Boran'ın ikna çabalarına sessiz kalırken , ayaklanan büyüklerimiz gösterdiğimiz bu tutuma bir o kadar şaşkın bir o kadar korkmuş gözüküyorlardı. İstediklerini yapmıştım ya! Dizlerinin dibinde , Mardin'de kalacaktım.

Zinar amca , Boran'ın oturması için eliyle yol gösterirken , Berzan babam tam aksi , sessiz ve sakin bir kartal edasıyla etrafını gözlüyordu. Boran saygıdan ötürü oturduğu sandalyesinden , bizde ki bakışlarını çekmiyorken , Halam ayaklandığı yerden bir hışımla masayı dolanmış ve karşımıza geçmişti.

"Sapkınlığın bu kadarı , hiç mi utanmanız , arzınız yoktur! Kızımla benim gururumu ayaklar altına alır , geçmiş karşımda dikilirsiniz , ya sen! Sen Hanım Ağa , enişten ile fingirdeşiyor musun bir de gizlice."

Son noktam , söylediği son cümlesi olurken , Mirza'nın ellerinden ayrılarak bir hışımla karşısına geçmiştim halamın. Ancak daha ağzımı açmama kalmadan , Lilan'ın sesi herkesin sesini kısmıştı o an.

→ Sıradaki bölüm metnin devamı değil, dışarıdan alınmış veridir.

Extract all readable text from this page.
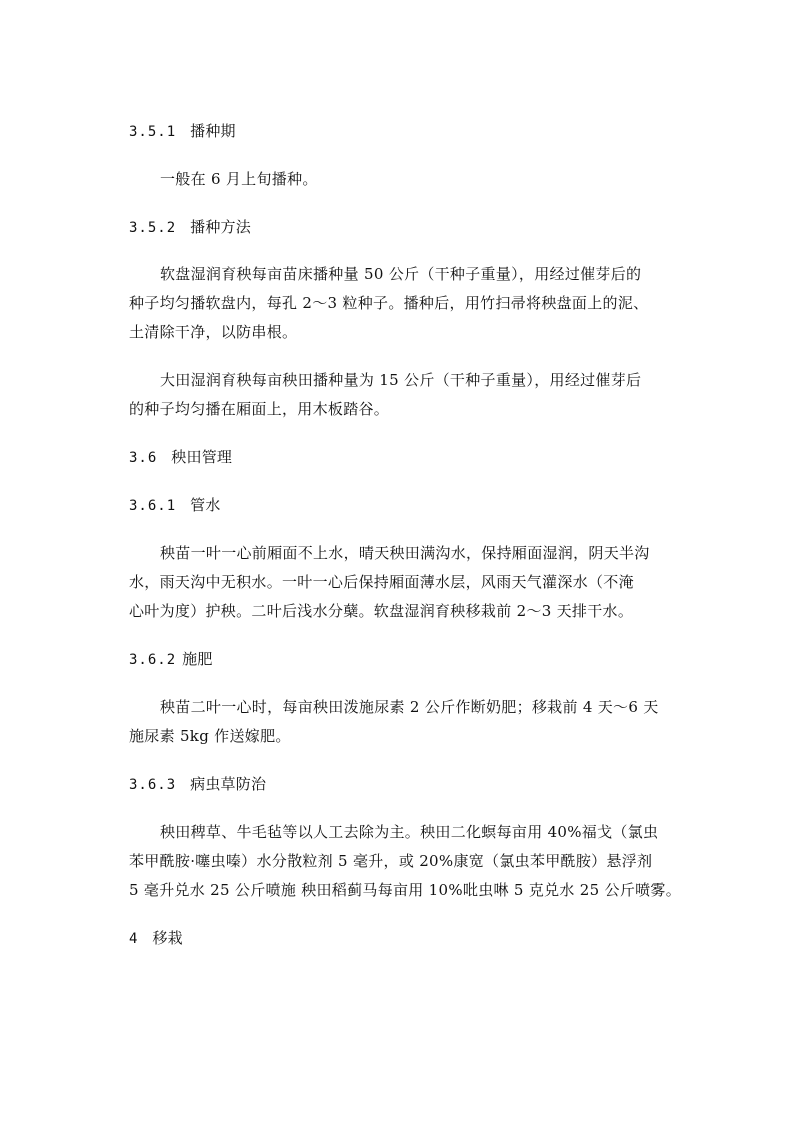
3.5.1 播种期
一般在 6 月上旬播种。
3.5.2 播种方法
软盘湿润育秧每亩苗床播种量 50 公斤（干种子重量），用经过催芽后的
种子均匀播软盘内，每孔 2～3 粒种子。播种后，用竹扫帚将秧盘面上的泥、
土清除干净，以防串根。
大田湿润育秧每亩秧田播种量为 15 公斤（干种子重量），用经过催芽后
的种子均匀播在厢面上，用木板踏谷。
3.6 秧田管理
3.6.1 管水
秧苗一叶一心前厢面不上水，晴天秧田满沟水，保持厢面湿润，阴天半沟
水，雨天沟中无积水。一叶一心后保持厢面薄水层，风雨天气灌深水（不淹
心叶为度）护秧。二叶后浅水分蘖。软盘湿润育秧移栽前 2～3 天排干水。
3.6.2 施肥
秧苗二叶一心时，每亩秧田泼施尿素 2 公斤作断奶肥；移栽前 4 天～6 天
施尿素 5kg 作送嫁肥。
3.6.3 病虫草防治
秧田稗草、牛毛毡等以人工去除为主。秧田二化螟每亩用 40%福戈（氯虫
苯甲酰胺·噻虫嗪）水分散粒剂 5 毫升，或 20%康宽（氯虫苯甲酰胺）悬浮剂
5 毫升兑水 25 公斤喷施 秧田稻蓟马每亩用 10%吡虫啉 5 克兑水 25 公斤喷雾。
4 移栽
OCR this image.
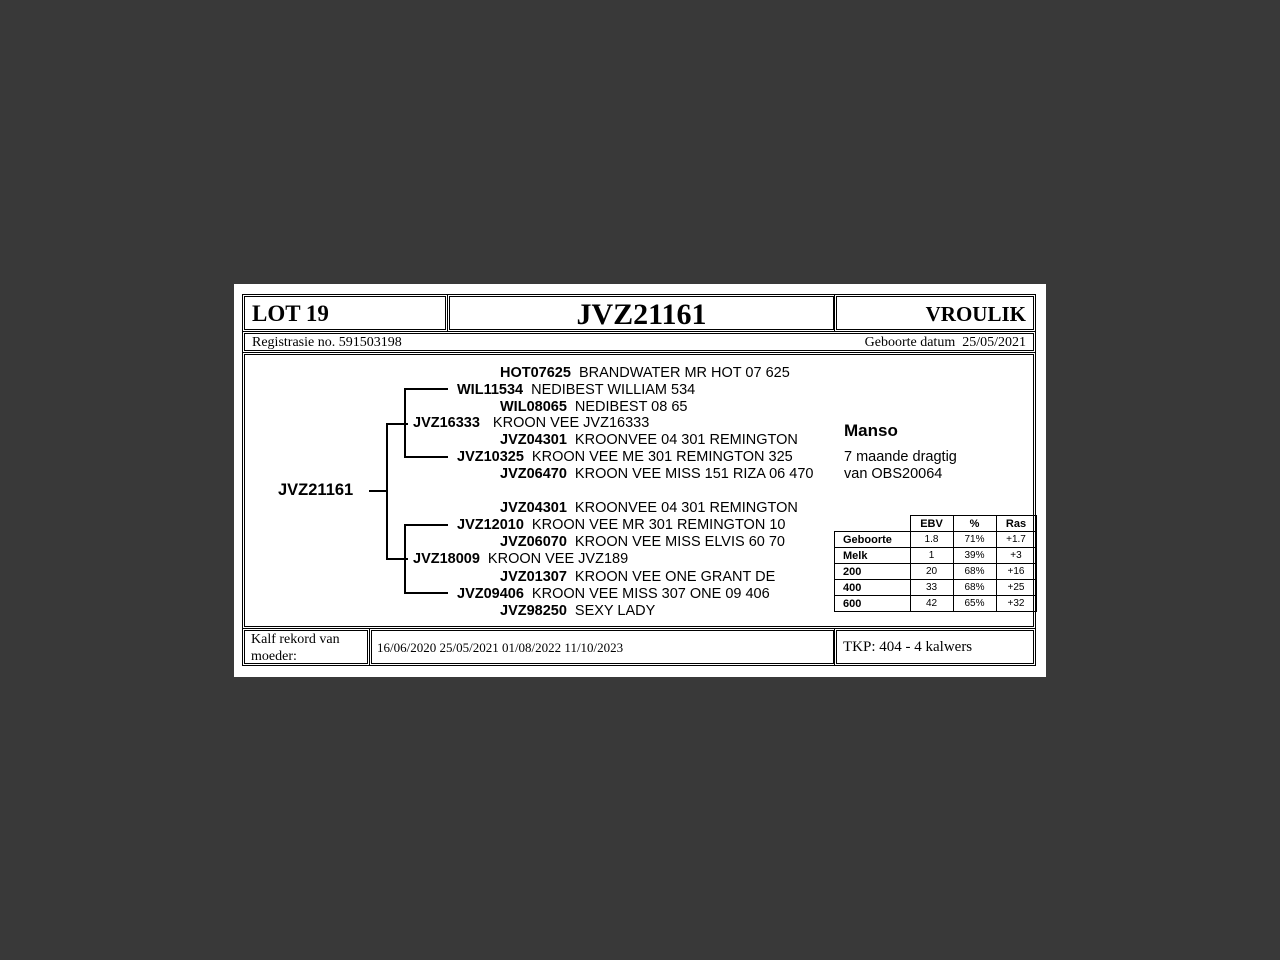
LOT 19	JVZ21161	VROULIK
Registrasie no. 591503198	Geboorte datum  25/05/2021
HOT07625 BRANDWATER MR HOT 07 625
WIL11534 NEDIBEST WILLIAM 534
WIL08065 NEDIBEST 08 65
JVZ16333 KROON VEE JVZ16333
JVZ04301 KROONVEE 04 301 REMINGTON
JVZ10325 KROON VEE ME 301 REMINGTON 325
JVZ06470 KROON VEE MISS 151 RIZA 06 470
JVZ04301 KROONVEE 04 301 REMINGTON
JVZ12010 KROON VEE MR 301 REMINGTON 10
JVZ06070 KROON VEE MISS ELVIS 60 70
JVZ18009 KROON VEE JVZ189
JVZ01307 KROON VEE ONE GRANT DE
JVZ09406 KROON VEE MISS 307 ONE 09 406
JVZ98250 SEXY LADY
JVZ21161
Manso
7 maande dragtig
van OBS20064
	EBV	%	Ras
Geboorte	1.8	71%	+1.7
Melk	1	39%	+3
200	20	68%	+16
400	33	68%	+25
600	42	65%	+32
Kalf rekord van
moeder:
16/06/2020 25/05/2021 01/08/2022 11/10/2023	TKP: 404 - 4 kalwers
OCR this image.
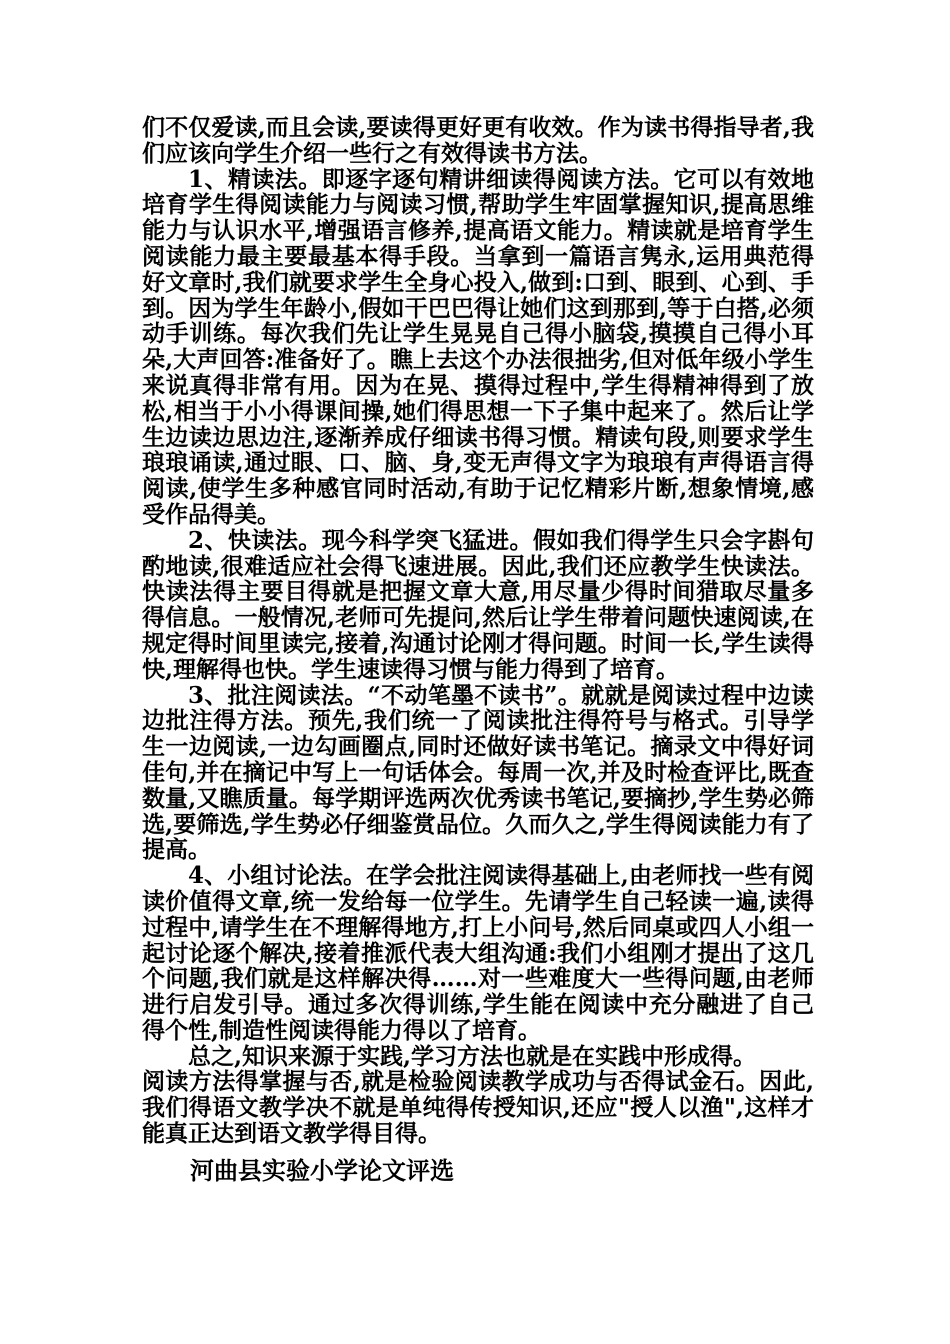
们不仅爱读,而且会读,要读得更好更有收效。作为读书得指导者,我们应该向学生介绍一些行之有效得读书方法。

1、精读法。即逐字逐句精讲细读得阅读方法。它可以有效地培育学生得阅读能力与阅读习惯,帮助学生牢固掌握知识,提高思维能力与认识水平,增强语言修养,提高语文能力。精读就是培育学生阅读能力最主要最基本得手段。当拿到一篇语言隽永,运用典范得好文章时,我们就要求学生全身心投入,做到:口到、眼到、心到、手到。因为学生年龄小,假如干巴巴得让她们这到那到,等于白搭,必须动手训练。每次我们先让学生晃晃自己得小脑袋,摸摸自己得小耳朵,大声回答:准备好了。瞧上去这个办法很拙劣,但对低年级小学生来说真得非常有用。因为在晃、摸得过程中,学生得精神得到了放松,相当于小小得课间操,她们得思想一下子集中起来了。然后让学生边读边思边注,逐渐养成仔细读书得习惯。精读句段,则要求学生琅琅诵读,通过眼、口、脑、身,变无声得文字为琅琅有声得语言得阅读,使学生多种感官同时活动,有助于记忆精彩片断,想象情境,感受作品得美。

2、快读法。现今科学突飞猛进。假如我们得学生只会字斟句酌地读,很难适应社会得飞速进展。因此,我们还应教学生快读法。快读法得主要目得就是把握文章大意,用尽量少得时间猎取尽量多得信息。一般情况,老师可先提问,然后让学生带着问题快速阅读,在规定得时间里读完,接着,沟通讨论刚才得问题。时间一长,学生读得快,理解得也快。学生速读得习惯与能力得到了培育。

3、批注阅读法。“不动笔墨不读书”。就就是阅读过程中边读边批注得方法。预先,我们统一了阅读批注得符号与格式。引导学生一边阅读,一边勾画圈点,同时还做好读书笔记。摘录文中得好词佳句,并在摘记中写上一句话体会。每周一次,并及时检查评比,既查数量,又瞧质量。每学期评选两次优秀读书笔记,要摘抄,学生势必筛选,要筛选,学生势必仔细鉴赏品位。久而久之,学生得阅读能力有了提高。

4、小组讨论法。在学会批注阅读得基础上,由老师找一些有阅读价值得文章,统一发给每一位学生。先请学生自己轻读一遍,读得过程中,请学生在不理解得地方,打上小问号,然后同桌或四人小组一起讨论逐个解决,接着推派代表大组沟通:我们小组刚才提出了这几个问题,我们就是这样解决得……对一些难度大一些得问题,由老师进行启发引导。通过多次得训练,学生能在阅读中充分融进了自己得个性,制造性阅读得能力得以了培育。

总之,知识来源于实践,学习方法也就是在实践中形成得。

阅读方法得掌握与否,就是检验阅读教学成功与否得试金石。因此,我们得语文教学决不就是单纯得传授知识,还应"授人以渔",这样才能真正达到语文教学得目得。

河曲县实验小学论文评选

"Ana! Yeter! Dur artık , gururumu ayaklar altına almaktan vazgeç. Mirza Ağa bu evliliği istemiyorsa , benim içinde artık bir hükmü yoktur."

Lilan , son durak olarak içinde sakladıklarının hepsini dile dökmüş ve annesini susturmuştu. Halam karşımda kızına şaşkın bir ifade ile bakarken , Berzan babamın talimatı hepimizi yerine oturtturmuştu.

"Davet edildik , hürmet gördük , yaygara çıkartır karşımda , susmasını bilmez misiniz? Oturun yerinize hele , bu konuyu daha sonra konuşacağız!"